Die Welt der Zertifikate ist vielfältig

Es gibt eine ganze Reihe von Möglichkeiten, wie Zertifikate gestrickt sein können. So unterscheiden sich nicht nur die Risiken, die Sie als Anleger eingehen. Auch das, worauf Sie wetten, kann sehr unterschiedlich sein. Jedes Zertifikat orientiert sich an einem so genannten Basiswert. Basiswerte können zum Beispiel Rohstoffe sein, so wie Gold. Aber auch Zertifikate auf einzelne Aktien oder Aktienindizes wie zum Beispiel den DAX sind häufig zu finden.

Auch auf Währungen, Fonds, Rentenindizes, auf viele Basiswerte und deren Entwicklung lässt sich wetten. Auch exotischere Basiswerte sind möglich. Zum Beispiel gibt es auch Zertifikate auf Emissionsrechte. Das Zertifikat ist also ein Derivat - abgeleitet von einem bestimmten Basiswert.
Neben dem Basiswert ist ausschlaggebend, mit welcher Art von Zertifikat Sie es zu tun haben. Die Funktionsweisen unterscheiden sich teilweise recht stark voneinander. Das bedeutet auch, dass die Chancen und Risiken für das eingesetzte Geld variieren.

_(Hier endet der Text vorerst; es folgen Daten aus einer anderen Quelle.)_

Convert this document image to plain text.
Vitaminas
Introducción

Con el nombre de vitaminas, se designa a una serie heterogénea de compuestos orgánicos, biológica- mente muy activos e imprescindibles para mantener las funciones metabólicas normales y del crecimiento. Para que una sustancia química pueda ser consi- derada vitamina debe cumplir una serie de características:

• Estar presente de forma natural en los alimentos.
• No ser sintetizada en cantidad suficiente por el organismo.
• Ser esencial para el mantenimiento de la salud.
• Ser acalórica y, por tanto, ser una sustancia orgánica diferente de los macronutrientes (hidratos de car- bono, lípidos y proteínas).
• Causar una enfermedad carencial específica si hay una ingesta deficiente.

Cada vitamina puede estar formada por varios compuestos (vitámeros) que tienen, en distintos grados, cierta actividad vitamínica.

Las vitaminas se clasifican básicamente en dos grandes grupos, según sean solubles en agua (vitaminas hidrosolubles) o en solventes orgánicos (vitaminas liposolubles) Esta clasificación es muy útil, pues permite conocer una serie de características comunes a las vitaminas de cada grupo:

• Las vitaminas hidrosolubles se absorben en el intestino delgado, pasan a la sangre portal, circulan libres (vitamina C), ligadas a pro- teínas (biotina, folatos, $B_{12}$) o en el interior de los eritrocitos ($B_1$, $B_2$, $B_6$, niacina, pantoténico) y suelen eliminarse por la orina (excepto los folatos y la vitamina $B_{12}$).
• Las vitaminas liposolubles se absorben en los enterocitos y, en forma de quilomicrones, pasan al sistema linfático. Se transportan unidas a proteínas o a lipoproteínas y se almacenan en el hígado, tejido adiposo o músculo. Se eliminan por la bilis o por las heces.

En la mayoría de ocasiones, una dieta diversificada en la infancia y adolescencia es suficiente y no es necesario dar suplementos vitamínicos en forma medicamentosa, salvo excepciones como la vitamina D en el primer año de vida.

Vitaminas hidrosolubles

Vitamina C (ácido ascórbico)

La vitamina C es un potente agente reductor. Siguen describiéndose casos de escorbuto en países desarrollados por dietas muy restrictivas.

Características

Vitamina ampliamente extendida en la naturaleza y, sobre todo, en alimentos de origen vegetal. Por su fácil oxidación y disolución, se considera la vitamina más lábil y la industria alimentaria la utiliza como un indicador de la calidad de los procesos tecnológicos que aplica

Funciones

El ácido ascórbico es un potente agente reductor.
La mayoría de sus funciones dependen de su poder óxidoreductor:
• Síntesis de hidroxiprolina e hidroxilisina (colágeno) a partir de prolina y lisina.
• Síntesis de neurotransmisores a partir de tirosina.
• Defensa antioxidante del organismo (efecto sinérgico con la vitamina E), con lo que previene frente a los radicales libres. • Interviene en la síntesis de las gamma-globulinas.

Die wichtigsten Zertifikate im Vergleich
Man kann Zertifikate nach verschiedenen Kriterien unterscheiden, und zwar nach ihrem Basiswert und nach ihrer Struktur.
 

An welchem Basiswert orientiert sich ein Zertifikat? An einem Einzelwert, einem Korb (Basket) von Wertpapieren oder einem Index? Die Entwicklung welches Wertes entscheidet über die Entwicklung des davon abhängigen Zertifikates?
Und: Wie ist ein Zertifikat aufgebaut? Wie funktioniert es? Welche Chancen und Risiken bietet es unter welchen Bedingungen?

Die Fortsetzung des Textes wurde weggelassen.